Esta energia contemplativa e depressiva faz-se sentir com especial intensidade no mais recente The thought that I saw you, uma invulgar canção de amor, cuja letra procura, nos elementos mortos e frios da natureza, uma espécie de transcendência do fiasco amoroso. Esta canção retoma aquilo que acontecia já no inicial Disengage, uma canção um pouco mais áspera, mas que era já eficaz, particularmente pela capacidade de estruturar uma série de momentos díspares (solos de guitarra eléctrica, por exemplo) numa mesma canção que, de uma forma um tanto barroca, parecia ser a assimilação de várias canções.


Em Born dead há até uma certa influência da música medieval (não é difícil recordar Hildegard Von Bingen, outra compositora vinda do frio), que se coaduna de uma forma surpreendentemente perfeita com a atmosfera da música dos LLD.
Outra canção que importa referir é In dreams, eventualmente aquela onde as referências da banda são mais audíveis, mas onde surgem, igualmente, sintetizadas de uma forma mais conseguida. Aqui, parece haver a presença fantasmática de uma sonoridade mais urbana, mas mesmo essa não soa a mais do que uma reminiscência longínqua.

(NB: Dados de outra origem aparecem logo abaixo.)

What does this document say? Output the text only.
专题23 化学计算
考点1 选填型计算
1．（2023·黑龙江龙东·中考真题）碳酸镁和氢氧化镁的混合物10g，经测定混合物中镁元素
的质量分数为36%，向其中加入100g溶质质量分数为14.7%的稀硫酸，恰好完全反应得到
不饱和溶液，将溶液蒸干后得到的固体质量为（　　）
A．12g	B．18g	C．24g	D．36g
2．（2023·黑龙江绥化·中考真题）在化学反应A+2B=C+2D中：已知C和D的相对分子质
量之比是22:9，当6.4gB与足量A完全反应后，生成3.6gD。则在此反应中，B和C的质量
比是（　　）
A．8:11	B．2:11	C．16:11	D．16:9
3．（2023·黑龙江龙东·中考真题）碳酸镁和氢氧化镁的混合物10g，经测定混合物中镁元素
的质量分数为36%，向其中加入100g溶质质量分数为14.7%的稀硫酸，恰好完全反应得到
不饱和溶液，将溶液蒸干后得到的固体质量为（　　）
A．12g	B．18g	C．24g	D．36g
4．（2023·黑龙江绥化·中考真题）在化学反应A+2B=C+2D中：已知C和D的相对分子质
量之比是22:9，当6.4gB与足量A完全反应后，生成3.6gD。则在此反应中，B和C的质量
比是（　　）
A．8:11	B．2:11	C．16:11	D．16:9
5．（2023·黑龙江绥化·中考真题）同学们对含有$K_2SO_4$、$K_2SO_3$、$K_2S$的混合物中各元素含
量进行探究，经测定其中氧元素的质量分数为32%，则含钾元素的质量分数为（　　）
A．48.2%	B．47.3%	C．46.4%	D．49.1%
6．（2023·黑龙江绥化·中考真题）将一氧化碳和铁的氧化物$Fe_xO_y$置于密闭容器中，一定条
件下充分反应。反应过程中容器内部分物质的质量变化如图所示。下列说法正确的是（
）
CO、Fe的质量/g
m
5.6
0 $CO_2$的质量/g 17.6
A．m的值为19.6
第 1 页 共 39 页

E é isso que faz dos LLD, mesmo antes da publicação do álbum de estreia, um projecto interessante. A sua música parece operar no campo da imagem (e os videoclips simples e quase abstractos remetem-nos para isso mesmo), como se o som tivesse um qualquer poder cinestésico. É nesse sentido que toda a sua música chega a parecer scy-fy, no sentido em que nos coloca na própria aniquilação do mundo construído, e nos conduz a uma espécie de tempo pós-futuro, em que sobra apenas o vazio deixado pela civilização. A memória do mundo construído assombra as composições, mas é sobre o vazio que ficou que elas se debruçam de forma mais concreta. Assim, ficamos perante uma emotividade desfeita, comovida e saudosa mas parca em esperança. A sua beleza resulta de um olhar sobre a morte, o abandono e o fiasco, mitificados e embelezados porque são tudo aquilo que sobrou. A música dos LLD é profundamente imaginativa. O que nela soa familiar parece uma reminiscência do futuro, mais do que uma memória nostálgica.